BEIJING (Reuters) - China aims to turn some of the islands in the disputed South China Sea into Maldives-style resorts catering for weddings with new developments on areas that don’t need a military presence, a state-run newspaper quoted a top official on Friday as saying.
China began tourist cruises to the South China Sea on a trial basis in 2013, as part of efforts to cement its claims by boosting the civilian presence there.
China claims most of the energy-rich waters through which about $5 trillion in ship-borne trade passes every year. Neighbors Brunei, Malaysia, the Philippines, Taiwan and Vietnam also have claims.
In an interview with the official China Daily, Xiao Jie, mayor of what China calls Sansha city, said he hopes the area will become a major tourist attraction comparable to the Maldives.

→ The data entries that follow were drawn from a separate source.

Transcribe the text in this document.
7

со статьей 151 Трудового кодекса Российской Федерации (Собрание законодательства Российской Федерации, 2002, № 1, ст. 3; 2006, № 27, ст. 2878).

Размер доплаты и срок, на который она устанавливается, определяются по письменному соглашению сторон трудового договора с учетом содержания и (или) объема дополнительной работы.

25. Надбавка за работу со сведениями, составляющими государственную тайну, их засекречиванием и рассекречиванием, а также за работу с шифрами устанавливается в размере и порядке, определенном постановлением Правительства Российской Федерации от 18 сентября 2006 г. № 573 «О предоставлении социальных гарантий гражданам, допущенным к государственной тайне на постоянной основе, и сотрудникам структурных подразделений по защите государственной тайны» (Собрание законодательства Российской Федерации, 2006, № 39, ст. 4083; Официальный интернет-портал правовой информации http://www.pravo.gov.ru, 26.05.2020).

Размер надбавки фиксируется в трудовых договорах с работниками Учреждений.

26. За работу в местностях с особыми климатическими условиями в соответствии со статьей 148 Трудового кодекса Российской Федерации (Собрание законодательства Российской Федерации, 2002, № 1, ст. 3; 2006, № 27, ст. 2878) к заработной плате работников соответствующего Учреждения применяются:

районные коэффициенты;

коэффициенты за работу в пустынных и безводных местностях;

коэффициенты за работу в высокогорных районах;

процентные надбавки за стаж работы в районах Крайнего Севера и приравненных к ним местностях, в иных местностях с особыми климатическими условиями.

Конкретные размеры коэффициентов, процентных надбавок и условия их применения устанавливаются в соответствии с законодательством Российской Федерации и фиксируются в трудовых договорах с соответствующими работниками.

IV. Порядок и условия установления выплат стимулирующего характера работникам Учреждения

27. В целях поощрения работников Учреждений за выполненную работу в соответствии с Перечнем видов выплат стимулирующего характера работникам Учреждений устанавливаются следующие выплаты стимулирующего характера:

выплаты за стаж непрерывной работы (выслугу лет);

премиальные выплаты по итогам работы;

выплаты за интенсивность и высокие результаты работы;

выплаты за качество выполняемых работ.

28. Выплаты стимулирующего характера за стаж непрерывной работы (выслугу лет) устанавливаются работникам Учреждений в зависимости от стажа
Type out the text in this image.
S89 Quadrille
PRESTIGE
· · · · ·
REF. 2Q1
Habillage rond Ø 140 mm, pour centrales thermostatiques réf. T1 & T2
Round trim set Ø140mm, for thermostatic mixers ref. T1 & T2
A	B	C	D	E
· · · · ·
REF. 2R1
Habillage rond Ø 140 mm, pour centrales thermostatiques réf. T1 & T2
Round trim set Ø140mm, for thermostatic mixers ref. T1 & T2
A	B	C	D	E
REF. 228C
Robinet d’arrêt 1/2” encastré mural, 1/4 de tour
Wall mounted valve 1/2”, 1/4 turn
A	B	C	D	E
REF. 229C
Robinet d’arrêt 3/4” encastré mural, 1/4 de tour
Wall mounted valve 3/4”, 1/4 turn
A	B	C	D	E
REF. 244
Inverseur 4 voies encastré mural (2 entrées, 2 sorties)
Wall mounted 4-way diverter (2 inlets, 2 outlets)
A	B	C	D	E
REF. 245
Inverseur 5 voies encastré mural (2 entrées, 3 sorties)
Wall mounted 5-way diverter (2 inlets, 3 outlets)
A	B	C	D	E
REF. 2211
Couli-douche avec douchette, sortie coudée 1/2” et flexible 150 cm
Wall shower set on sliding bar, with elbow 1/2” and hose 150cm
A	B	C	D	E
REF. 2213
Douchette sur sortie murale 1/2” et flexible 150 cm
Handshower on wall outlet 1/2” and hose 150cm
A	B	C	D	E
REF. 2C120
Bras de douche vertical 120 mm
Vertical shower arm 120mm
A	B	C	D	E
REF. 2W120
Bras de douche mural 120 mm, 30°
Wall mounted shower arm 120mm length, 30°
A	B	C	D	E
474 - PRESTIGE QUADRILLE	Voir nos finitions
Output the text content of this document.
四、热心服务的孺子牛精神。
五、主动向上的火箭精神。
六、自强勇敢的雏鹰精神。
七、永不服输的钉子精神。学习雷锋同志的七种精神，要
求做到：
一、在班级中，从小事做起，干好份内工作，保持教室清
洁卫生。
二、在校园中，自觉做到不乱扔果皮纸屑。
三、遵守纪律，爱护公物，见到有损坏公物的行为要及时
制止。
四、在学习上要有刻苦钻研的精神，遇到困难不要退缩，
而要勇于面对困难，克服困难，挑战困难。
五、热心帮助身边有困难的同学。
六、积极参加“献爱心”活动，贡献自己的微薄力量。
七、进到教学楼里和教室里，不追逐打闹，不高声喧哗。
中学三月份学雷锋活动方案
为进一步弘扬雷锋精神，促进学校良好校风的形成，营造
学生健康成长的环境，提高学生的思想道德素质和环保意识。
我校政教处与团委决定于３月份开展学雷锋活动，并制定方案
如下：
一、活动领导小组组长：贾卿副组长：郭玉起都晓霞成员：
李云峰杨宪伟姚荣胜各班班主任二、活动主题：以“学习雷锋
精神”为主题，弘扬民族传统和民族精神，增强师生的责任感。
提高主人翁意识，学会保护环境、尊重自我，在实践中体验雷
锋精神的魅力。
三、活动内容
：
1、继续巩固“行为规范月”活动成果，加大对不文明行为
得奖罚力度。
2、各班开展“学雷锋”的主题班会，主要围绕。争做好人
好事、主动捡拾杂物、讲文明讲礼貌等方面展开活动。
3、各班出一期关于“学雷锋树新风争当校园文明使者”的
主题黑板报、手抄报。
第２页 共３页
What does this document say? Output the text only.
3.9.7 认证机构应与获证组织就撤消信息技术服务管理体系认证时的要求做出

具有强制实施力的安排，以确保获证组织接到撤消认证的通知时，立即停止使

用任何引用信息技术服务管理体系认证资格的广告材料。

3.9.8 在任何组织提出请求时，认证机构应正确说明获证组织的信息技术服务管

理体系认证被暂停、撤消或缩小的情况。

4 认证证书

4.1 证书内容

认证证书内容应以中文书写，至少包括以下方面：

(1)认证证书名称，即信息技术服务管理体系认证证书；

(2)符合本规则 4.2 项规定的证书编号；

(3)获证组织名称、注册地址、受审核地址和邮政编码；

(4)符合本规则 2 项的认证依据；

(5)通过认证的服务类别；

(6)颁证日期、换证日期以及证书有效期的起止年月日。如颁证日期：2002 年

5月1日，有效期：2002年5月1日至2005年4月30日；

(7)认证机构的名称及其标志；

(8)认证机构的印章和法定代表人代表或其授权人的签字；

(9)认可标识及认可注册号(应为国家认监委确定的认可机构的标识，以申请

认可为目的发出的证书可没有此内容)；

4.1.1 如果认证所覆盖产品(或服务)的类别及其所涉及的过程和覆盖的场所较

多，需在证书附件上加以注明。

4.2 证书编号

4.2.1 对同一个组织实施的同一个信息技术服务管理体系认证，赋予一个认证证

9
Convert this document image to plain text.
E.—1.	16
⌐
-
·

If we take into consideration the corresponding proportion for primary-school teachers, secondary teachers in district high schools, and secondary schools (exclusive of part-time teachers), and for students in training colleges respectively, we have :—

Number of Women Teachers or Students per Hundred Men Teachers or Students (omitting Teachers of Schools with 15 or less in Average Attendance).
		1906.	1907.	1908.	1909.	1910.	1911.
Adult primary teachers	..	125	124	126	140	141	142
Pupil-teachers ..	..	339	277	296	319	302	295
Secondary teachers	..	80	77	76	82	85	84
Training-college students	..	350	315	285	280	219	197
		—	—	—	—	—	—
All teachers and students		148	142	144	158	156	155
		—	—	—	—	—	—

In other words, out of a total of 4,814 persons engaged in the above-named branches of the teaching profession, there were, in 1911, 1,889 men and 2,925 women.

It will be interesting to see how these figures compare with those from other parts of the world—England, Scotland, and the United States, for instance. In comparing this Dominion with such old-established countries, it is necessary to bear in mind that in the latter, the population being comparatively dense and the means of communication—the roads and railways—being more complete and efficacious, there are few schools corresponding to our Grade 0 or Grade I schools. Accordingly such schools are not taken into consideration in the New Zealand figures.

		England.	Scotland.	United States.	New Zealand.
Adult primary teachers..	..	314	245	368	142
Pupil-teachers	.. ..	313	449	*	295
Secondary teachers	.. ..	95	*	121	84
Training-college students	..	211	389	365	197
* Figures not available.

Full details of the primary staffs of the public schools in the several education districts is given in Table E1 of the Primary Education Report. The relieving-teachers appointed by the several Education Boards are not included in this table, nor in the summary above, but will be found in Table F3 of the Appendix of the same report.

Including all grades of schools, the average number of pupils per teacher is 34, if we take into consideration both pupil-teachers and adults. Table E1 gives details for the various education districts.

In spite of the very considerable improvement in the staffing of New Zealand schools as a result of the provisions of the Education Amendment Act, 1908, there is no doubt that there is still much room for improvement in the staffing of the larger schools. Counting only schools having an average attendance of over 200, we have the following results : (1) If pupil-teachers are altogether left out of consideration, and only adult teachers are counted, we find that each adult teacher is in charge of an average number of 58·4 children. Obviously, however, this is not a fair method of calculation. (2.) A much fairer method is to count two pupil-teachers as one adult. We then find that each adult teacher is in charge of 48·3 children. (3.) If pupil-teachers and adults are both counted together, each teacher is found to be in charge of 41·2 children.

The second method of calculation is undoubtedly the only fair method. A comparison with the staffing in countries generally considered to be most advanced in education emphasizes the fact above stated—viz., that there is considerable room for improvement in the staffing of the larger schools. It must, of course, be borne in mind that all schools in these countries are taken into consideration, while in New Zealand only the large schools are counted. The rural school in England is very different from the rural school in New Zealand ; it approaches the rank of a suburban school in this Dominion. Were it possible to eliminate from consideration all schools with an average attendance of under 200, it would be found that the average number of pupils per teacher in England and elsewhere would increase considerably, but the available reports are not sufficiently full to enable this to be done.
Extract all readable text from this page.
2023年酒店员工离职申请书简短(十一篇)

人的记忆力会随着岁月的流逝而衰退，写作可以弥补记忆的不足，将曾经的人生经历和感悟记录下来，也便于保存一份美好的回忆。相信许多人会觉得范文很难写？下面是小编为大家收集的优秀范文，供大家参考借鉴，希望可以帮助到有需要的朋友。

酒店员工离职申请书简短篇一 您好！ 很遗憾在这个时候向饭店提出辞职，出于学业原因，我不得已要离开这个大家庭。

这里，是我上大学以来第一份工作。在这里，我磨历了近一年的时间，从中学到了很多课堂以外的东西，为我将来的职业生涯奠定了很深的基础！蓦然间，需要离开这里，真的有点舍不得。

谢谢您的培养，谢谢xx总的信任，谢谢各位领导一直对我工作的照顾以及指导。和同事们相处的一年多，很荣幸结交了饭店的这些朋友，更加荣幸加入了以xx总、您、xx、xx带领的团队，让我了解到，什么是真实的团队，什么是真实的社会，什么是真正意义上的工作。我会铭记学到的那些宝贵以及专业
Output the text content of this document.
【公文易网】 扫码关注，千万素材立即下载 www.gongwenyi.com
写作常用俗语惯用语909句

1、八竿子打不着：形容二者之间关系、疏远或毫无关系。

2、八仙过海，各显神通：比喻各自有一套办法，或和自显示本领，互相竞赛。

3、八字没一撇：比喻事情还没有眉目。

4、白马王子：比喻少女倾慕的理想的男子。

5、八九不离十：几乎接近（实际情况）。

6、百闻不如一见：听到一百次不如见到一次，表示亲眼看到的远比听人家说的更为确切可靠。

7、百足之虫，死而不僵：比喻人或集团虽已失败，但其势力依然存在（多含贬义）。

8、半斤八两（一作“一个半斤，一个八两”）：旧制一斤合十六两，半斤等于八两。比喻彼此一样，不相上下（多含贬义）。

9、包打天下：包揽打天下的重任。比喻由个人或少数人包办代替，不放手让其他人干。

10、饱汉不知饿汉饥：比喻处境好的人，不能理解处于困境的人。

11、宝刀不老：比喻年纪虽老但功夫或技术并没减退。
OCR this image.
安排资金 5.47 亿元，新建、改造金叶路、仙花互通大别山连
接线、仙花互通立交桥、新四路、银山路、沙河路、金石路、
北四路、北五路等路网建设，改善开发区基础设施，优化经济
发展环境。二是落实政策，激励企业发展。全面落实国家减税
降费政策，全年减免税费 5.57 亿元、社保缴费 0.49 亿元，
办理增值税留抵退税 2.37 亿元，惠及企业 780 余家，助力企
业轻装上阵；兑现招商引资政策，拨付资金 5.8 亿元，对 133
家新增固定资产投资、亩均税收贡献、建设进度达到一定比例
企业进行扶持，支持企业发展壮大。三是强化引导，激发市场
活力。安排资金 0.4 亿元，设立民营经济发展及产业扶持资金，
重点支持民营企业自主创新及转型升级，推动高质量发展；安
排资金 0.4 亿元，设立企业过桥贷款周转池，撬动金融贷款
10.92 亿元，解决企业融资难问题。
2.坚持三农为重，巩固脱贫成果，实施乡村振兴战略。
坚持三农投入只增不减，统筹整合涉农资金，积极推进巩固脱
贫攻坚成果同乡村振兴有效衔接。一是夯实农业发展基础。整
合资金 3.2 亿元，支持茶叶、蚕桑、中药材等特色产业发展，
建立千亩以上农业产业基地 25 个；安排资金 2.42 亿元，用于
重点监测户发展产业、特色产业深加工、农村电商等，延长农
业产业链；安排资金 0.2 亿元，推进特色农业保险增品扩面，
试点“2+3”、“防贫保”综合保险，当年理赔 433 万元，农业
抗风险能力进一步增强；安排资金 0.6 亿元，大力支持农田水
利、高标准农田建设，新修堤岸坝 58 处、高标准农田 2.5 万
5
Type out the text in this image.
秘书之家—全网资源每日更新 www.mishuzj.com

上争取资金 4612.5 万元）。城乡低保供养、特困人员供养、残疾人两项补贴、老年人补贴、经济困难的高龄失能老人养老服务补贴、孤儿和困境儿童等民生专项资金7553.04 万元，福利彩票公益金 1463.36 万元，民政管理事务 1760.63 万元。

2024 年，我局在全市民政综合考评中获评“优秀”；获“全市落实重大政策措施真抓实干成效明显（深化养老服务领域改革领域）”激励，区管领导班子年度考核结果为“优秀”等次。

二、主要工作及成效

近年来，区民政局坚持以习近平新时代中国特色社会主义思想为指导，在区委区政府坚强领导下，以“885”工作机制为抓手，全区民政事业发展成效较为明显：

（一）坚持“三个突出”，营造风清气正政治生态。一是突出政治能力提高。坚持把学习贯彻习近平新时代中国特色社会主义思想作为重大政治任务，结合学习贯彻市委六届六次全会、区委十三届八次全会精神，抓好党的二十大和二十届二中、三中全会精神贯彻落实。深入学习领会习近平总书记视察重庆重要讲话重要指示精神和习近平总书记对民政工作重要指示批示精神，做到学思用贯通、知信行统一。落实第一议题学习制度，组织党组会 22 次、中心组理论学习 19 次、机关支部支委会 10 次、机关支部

“We will develop some islands and reefs to accommodate a select number of tourists,” Xiao said, adding they would be in places without a military presence. “It will be an orderly and gradual procedure.”
Sansha city is on Woody Island in the Paracel archipelago, China’s administrative base for islands and reefs it controls.
There will be sea plane trips, island weddings, fishing and diving trips, Xiao added.
“The arrival of tourists will nourish the need for divers and windsurfers,” he said.
Xiao said the cruises had been very popular with tickets hard to come by.
“It is not an easy trip, but many people with a patriotic spirit want to try it,” he added.
A second cruise ship would start operating soon, the newspaper said. There would also be regular flights to the southern Chinese island of Hainan, and Xiao said he was hopeful of direct flights one day to Beijing.
The report did not say if foreigners would be allowed to visit. To date, only Chinese nationals have be permitted to go on tours there.
It is also not clear if any of the islands in the Spratlys will be opened to tourists.
The United States and its allies in the region have voiced concern about China’s increasingly assertive pursuit of its claims in the South China Sea, including artificial island building and the construction of airfields and other military facilities.
China says most of the building work is for civilian purposes.
(Story refiles to change headline to “South China Sea” islands.)